If you’re in or near London, you’re in luck, for Steve Pinker is going to discuss his latest book, and the difficulty of good writing, with noted author Ian McEwan. Those are two smart and eloquent guys, and if I was anywhere near there I’d go to this Intelligence-Squared event, to be held at the Royal Geographical Society on Thursday, September 24, 2014, at 7 p.m. That’s plenty of advance warning, but I’d buy tickets now, as it’s a sure sell-out. You can book tickets at the site, although it isn’t cheap at £30 a pop.
And here’s the description of the event:
Steven Pinker is one of the world’s leading authorities on language, mind and human nature. A professor of psychology at Harvard, he is the bestselling author of eight books and regularly appears in lists of the world’s top 100 thinkers.
On September 25th he returns to the Intelligence Squared stage to discuss his latest publication The Sense of Style, a short and entertaining writing guide for the 21st century. Pinker will argue that bad writing can’t be blamed on the internet, or on “the kids today”. Good writing has always been hard: a performance requiring pretence, empathy, and a drive for coherence. He will answer questions such as: how can we overcome the “curse of knowledge”, the difficulty in imagining what it’s like not to know something we do? And how can we distinguish the myths and superstitions about language from helpful rules that enhance clarity and grace? Pinker will show how everyone can improve their mastery of writing and their appreciation of the art.

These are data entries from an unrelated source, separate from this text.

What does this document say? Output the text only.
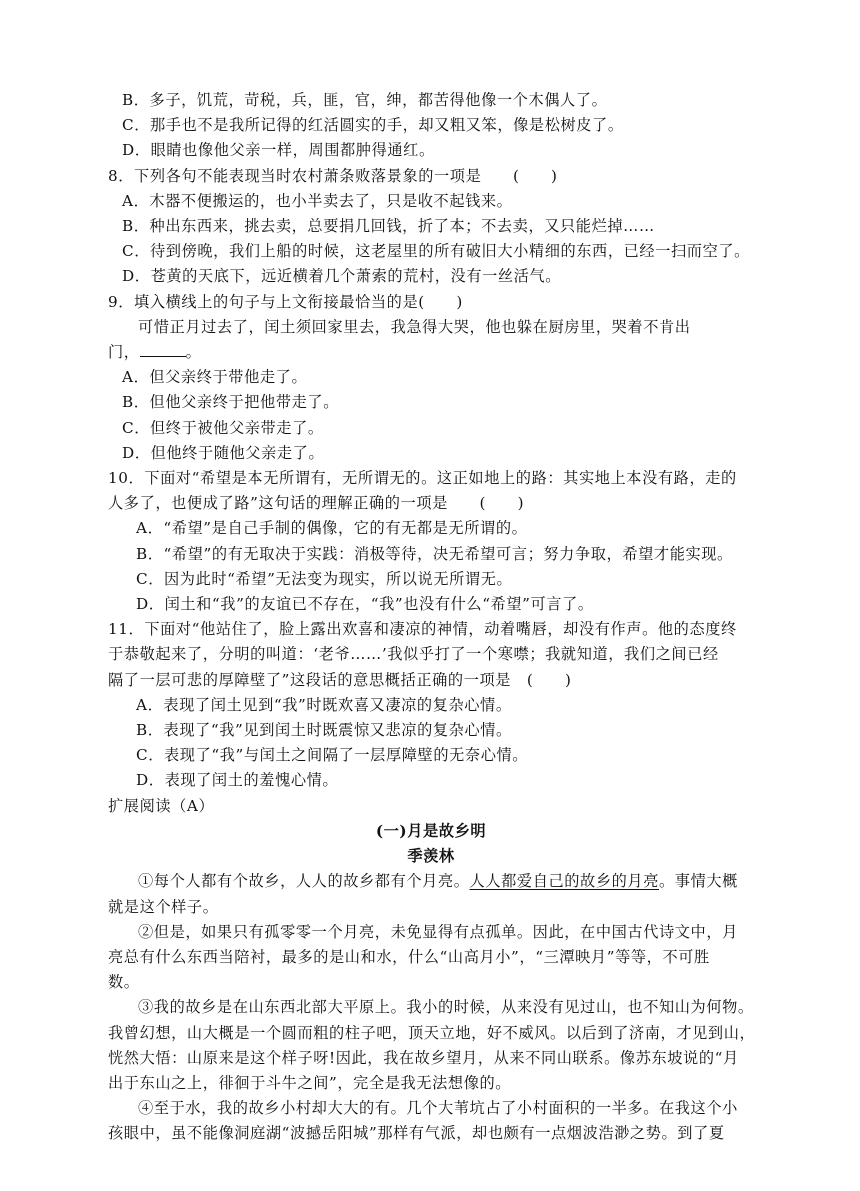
B．多子，饥荒，苛税，兵，匪，官，绅，都苦得他像一个木偶人了。
C．那手也不是我所记得的红活圆实的手，却又粗又笨，像是松树皮了。
D．眼睛也像他父亲一样，周围都肿得通红。
8．下列各句不能表现当时农村萧条败落景象的一项是　　(　　)
A．木器不便搬运的，也小半卖去了，只是收不起钱来。
B．种出东西来，挑去卖，总要捐几回钱，折了本；不去卖，又只能烂掉……
C．待到傍晚，我们上船的时候，这老屋里的所有破旧大小精细的东西，已经一扫而空了。
D．苍黄的天底下，远近横着几个萧索的荒村，没有一丝活气。
9．填入横线上的句子与上文衔接最恰当的是(　　)
可惜正月过去了，闰土须回家里去，我急得大哭，他也躲在厨房里，哭着不肯出
门，	。
A．但父亲终于带他走了。
B．但他父亲终于把他带走了。
C．但终于被他父亲带走了。
D．但他终于随他父亲走了。
10．下面对“希望是本无所谓有，无所谓无的。这正如地上的路：其实地上本没有路，走的
人多了，也便成了路”这句话的理解正确的一项是　　(　　)
A．“希望”是自己手制的偶像，它的有无都是无所谓的。
B．“希望”的有无取决于实践：消极等待，决无希望可言；努力争取，希望才能实现。
C．因为此时“希望”无法变为现实，所以说无所谓无。
D．闰土和“我”的友谊已不存在，“我”也没有什么“希望”可言了。
11．下面对“他站住了，脸上露出欢喜和凄凉的神情，动着嘴唇，却没有作声。他的态度终
于恭敬起来了，分明的叫道：‘老爷……’我似乎打了一个寒噤；我就知道，我们之间已经
隔了一层可悲的厚障壁了”这段话的意思概括正确的一项是　(　　)
A．表现了闰土见到“我”时既欢喜又凄凉的复杂心情。
B．表现了“我”见到闰土时既震惊又悲凉的复杂心情。
C．表现了“我”与闰土之间隔了一层厚障壁的无奈心情。
D．表现了闰土的羞愧心情。
扩展阅读（A）
(一)月是故乡明
季羡林
①每个人都有个故乡，人人的故乡都有个月亮。人人都爱自己的故乡的月亮。事情大概
就是这个样子。
②但是，如果只有孤零零一个月亮，未免显得有点孤单。因此，在中国古代诗文中，月
亮总有什么东西当陪衬，最多的是山和水，什么“山高月小”，“三潭映月”等等，不可胜
数。
③我的故乡是在山东西北部大平原上。我小的时候，从来没有见过山，也不知山为何物。
我曾幻想，山大概是一个圆而粗的柱子吧，顶天立地，好不威风。以后到了济南，才见到山，
恍然大悟：山原来是这个样子呀!因此，我在故乡望月，从来不同山联系。像苏东坡说的“月
出于东山之上，徘徊于斗牛之间”，完全是我无法想像的。
④至于水，我的故乡小村却大大的有。几个大苇坑占了小村面积的一半多。在我这个小
孩眼中，虽不能像洞庭湖“波撼岳阳城”那样有气派，却也颇有一点烟波浩渺之势。到了夏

Professor Pinker will be in conversation with Ian McEwan, one of Britain’s most acclaimed novelists, who has frequently explored the common ground between art and science.
You can see a 77-minute video of Pinker giving a talk at MIT with the same title as his upcoming book at this site. It may very well mirror the structure of that book.
I’m deeply acquainted at the moment with the difficulty of writing, as I’m spending most of my days struggling to put ideas across in a clear and engaging way. It’s the hardest thing I’ve ever done—next to testifying against the state in cases involving forensic DNA.